In this quick note, we provide some brief updated data and valuation metrics for Snowflake (SNOW), as well as our thoughts on the market opportunity, health of the business and risks. This one was so popular when it IPO’d during the pandemic bubble in late 2020, and the shares have now fallen so hard.
In a nutshell, as data moves to the cloud, Snowflake’s “Data Warehouses” and “Data Lakes” solve a couple big problems. First, Data Warehouses allow once siloed cloud data to be shared efficiently (low cost) by those who need to access it (including a company's own departments, as well as outside suppliers and others). Further, Data Lakes allow AI (artificial intelligence) to do its thing on the data. Data Warehouses and Data Lakes are a huge deal as the amount of data in the cloud continues to explode.
Next, Snowflake's solutions are cloud agnostic, meaning they can work with data from Microsoft Azure, Amazon Web Services and others. This is a big valuable deal. AWS and Azure have way more resources and could crush Snowflake if they wanted (by opening their cloud data to other providers) but this seems unlikely.
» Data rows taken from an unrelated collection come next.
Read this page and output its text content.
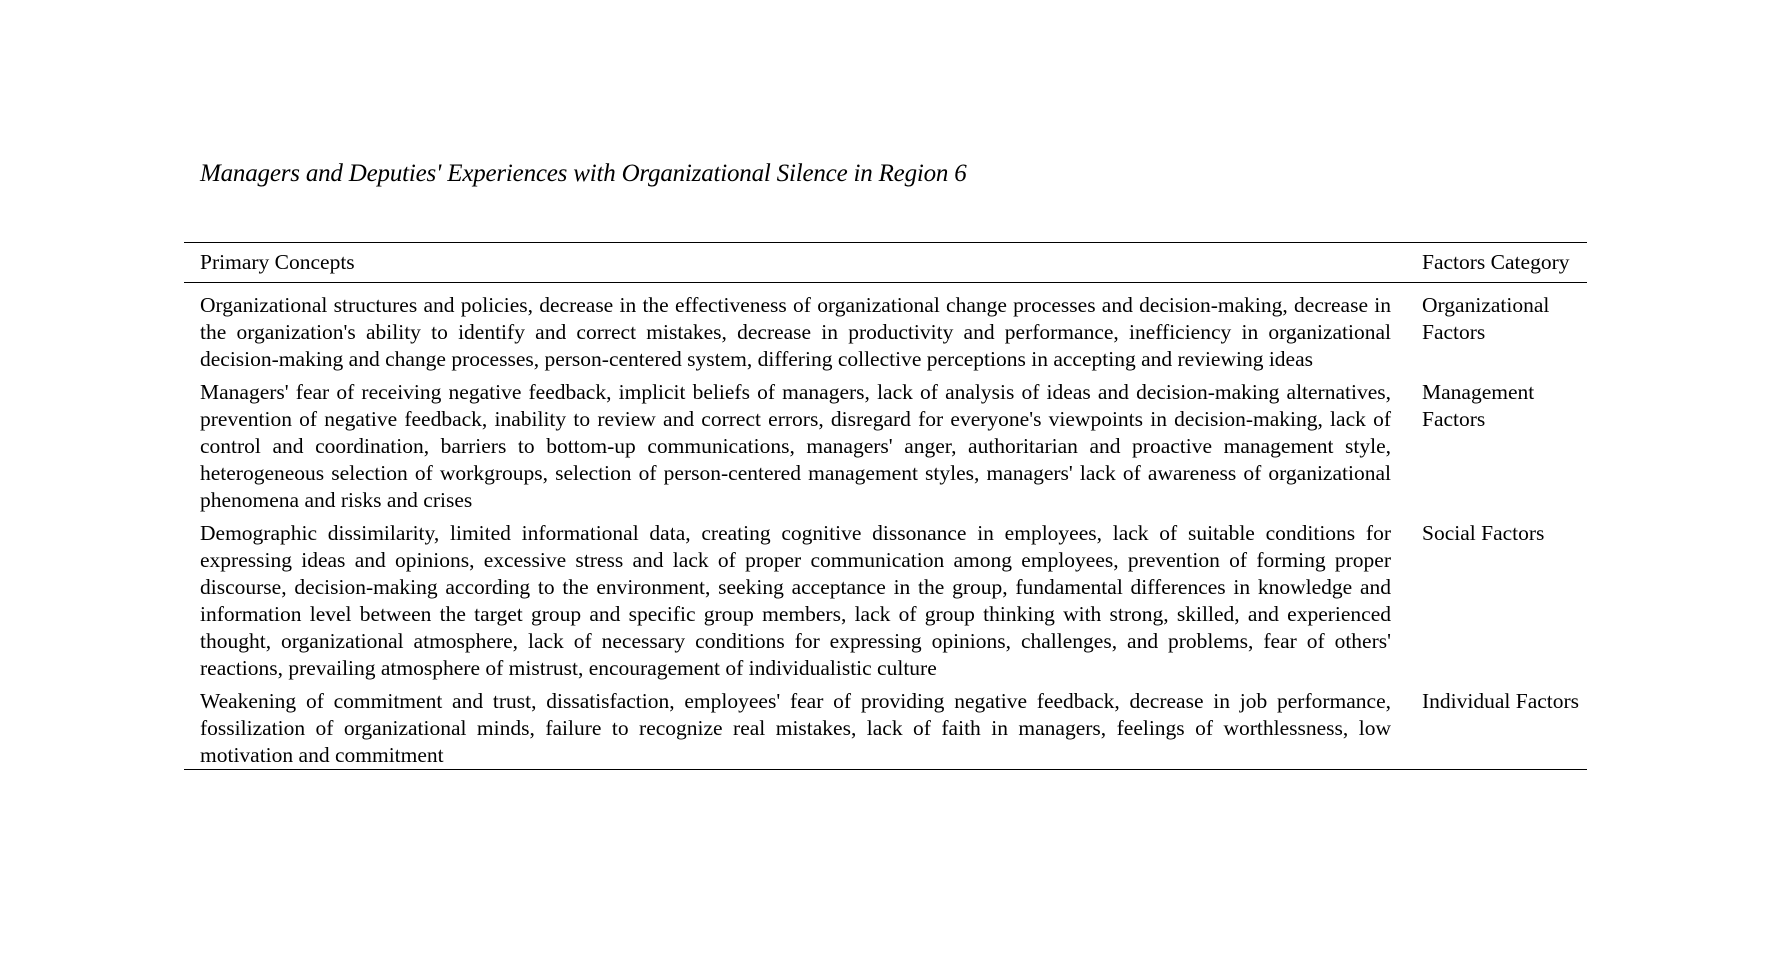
Managers and Deputies' Experiences with Organizational Silence in Region 6
Primary Concepts	Factors Category
Organizational structures and policies, decrease in the effectiveness of organizational change processes and decision-making, decrease in the organization's ability to identify and correct mistakes, decrease in productivity and performance, inefficiency in organizational decision-making and change processes, person-centered system, differing collective perceptions in accepting and reviewing ideas	Organizational Factors
Managers' fear of receiving negative feedback, implicit beliefs of managers, lack of analysis of ideas and decision-making alternatives, prevention of negative feedback, inability to review and correct errors, disregard for everyone's viewpoints in decision-making, lack of control and coordination, barriers to bottom-up communications, managers' anger, authoritarian and proactive management style, heterogeneous selection of workgroups, selection of person-centered management styles, managers' lack of awareness of organizational phenomena and risks and crises	Management Factors
Demographic dissimilarity, limited informational data, creating cognitive dissonance in employees, lack of suitable conditions for expressing ideas and opinions, excessive stress and lack of proper communication among employees, prevention of forming proper discourse, decision-making according to the environment, seeking acceptance in the group, fundamental differences in knowledge and information level between the target group and specific group members, lack of group thinking with strong, skilled, and experienced thought, organizational atmosphere, lack of necessary conditions for expressing opinions, challenges, and problems, fear of others' reactions, prevailing atmosphere of mistrust, encouragement of individualistic culture	Social Factors
Weakening of commitment and trust, dissatisfaction, employees' fear of providing negative feedback, decrease in job performance, fossilization of organizational minds, failure to recognize real mistakes, lack of faith in managers, feelings of worthlessness, low motivation and commitment	Individual Factors
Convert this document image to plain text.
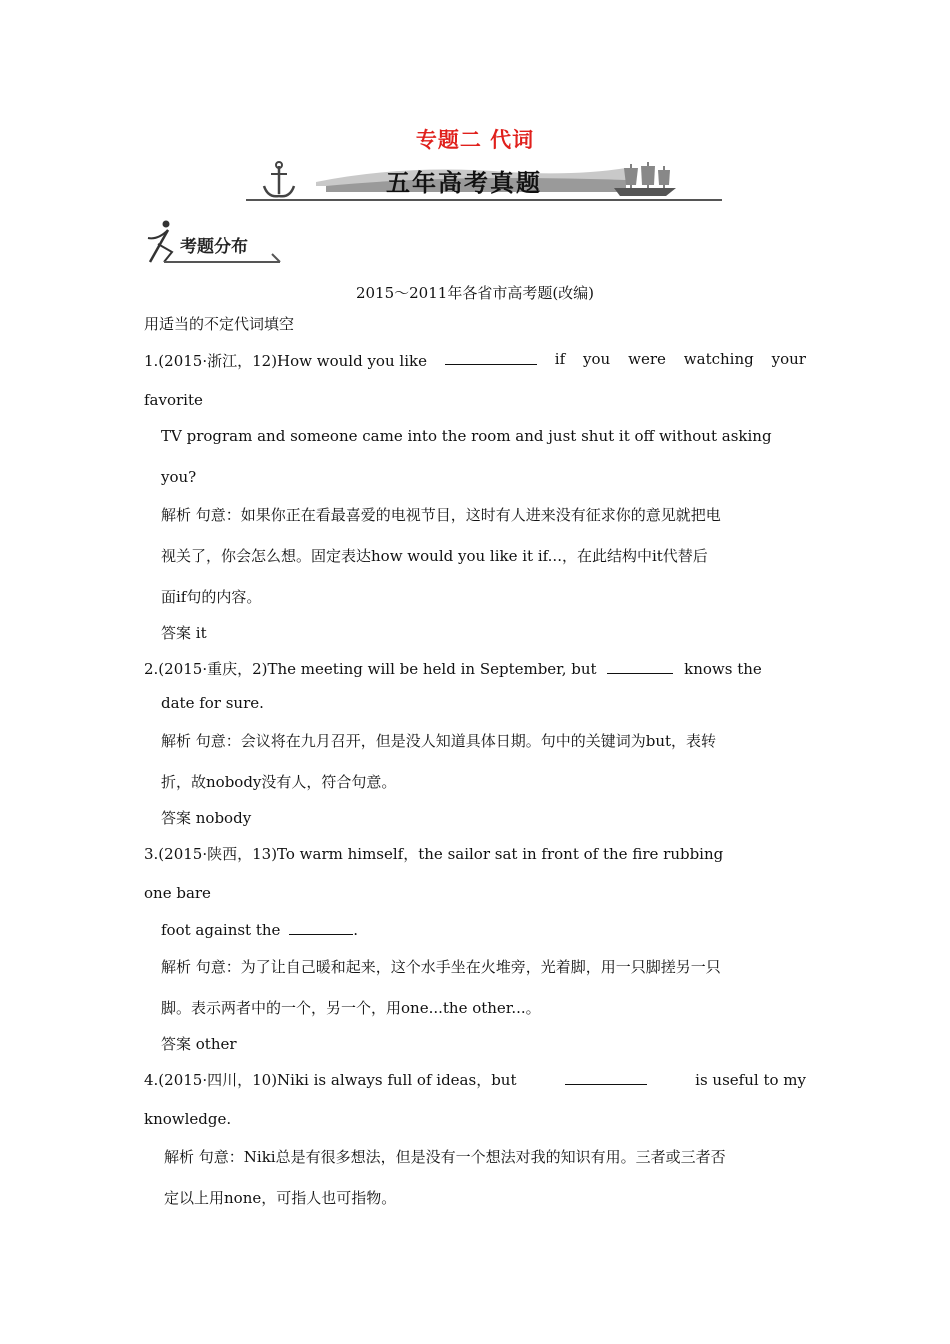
专题二 代词
五年高考真题
考题分布
2015～2011年各省市高考题(改编)
用适当的不定代词填空
1.(2015·浙江，12)How would you like	if you were watching your
favorite
TV program and someone came into the room and just shut it off without asking
you?
解析 句意：如果你正在看最喜爱的电视节目，这时有人进来没有征求你的意见就把电
视关了，你会怎么想。固定表达how would you like it if...，在此结构中it代替后
面if句的内容。
答案 it
2.(2015·重庆，2)The meeting will be held in September, but	knows the
date for sure.
解析 句意：会议将在九月召开，但是没人知道具体日期。句中的关键词为but，表转
折，故nobody没有人，符合句意。
答案 nobody
3.(2015·陕西，13)To warm himself，the sailor sat in front of the fire rubbing
one bare
foot against the	.
解析 句意：为了让自己暖和起来，这个水手坐在火堆旁，光着脚，用一只脚搓另一只
脚。表示两者中的一个，另一个，用one...the other...。
答案 other
4.(2015·四川，10)Niki is always full of ideas，but	is useful to my
knowledge.
解析 句意：Niki总是有很多想法，但是没有一个想法对我的知识有用。三者或三者否
定以上用none，可指人也可指物。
Data security is another risk, but if companies got comfortable storing their data in the cloud--it seems they can get comfortable sharing it in data warehouses and data lakes.
Snowflake has a strong balance sheet (zero debt, plus nearly $4 billion in liquidity), impressive revenue growth and a truly massive secular trend (the explosion of cloud data which will be accelerated further by AI).
Further still, the valuation is lofty (but not nearly as lofty as it was during the pandemic bubble), and not lofty compared to its growth.
The Bottom Line:
These shares are a long-term buy. We currently own shares of Snowflake in our Blue Harbinger Disciplined Growth Portfolio.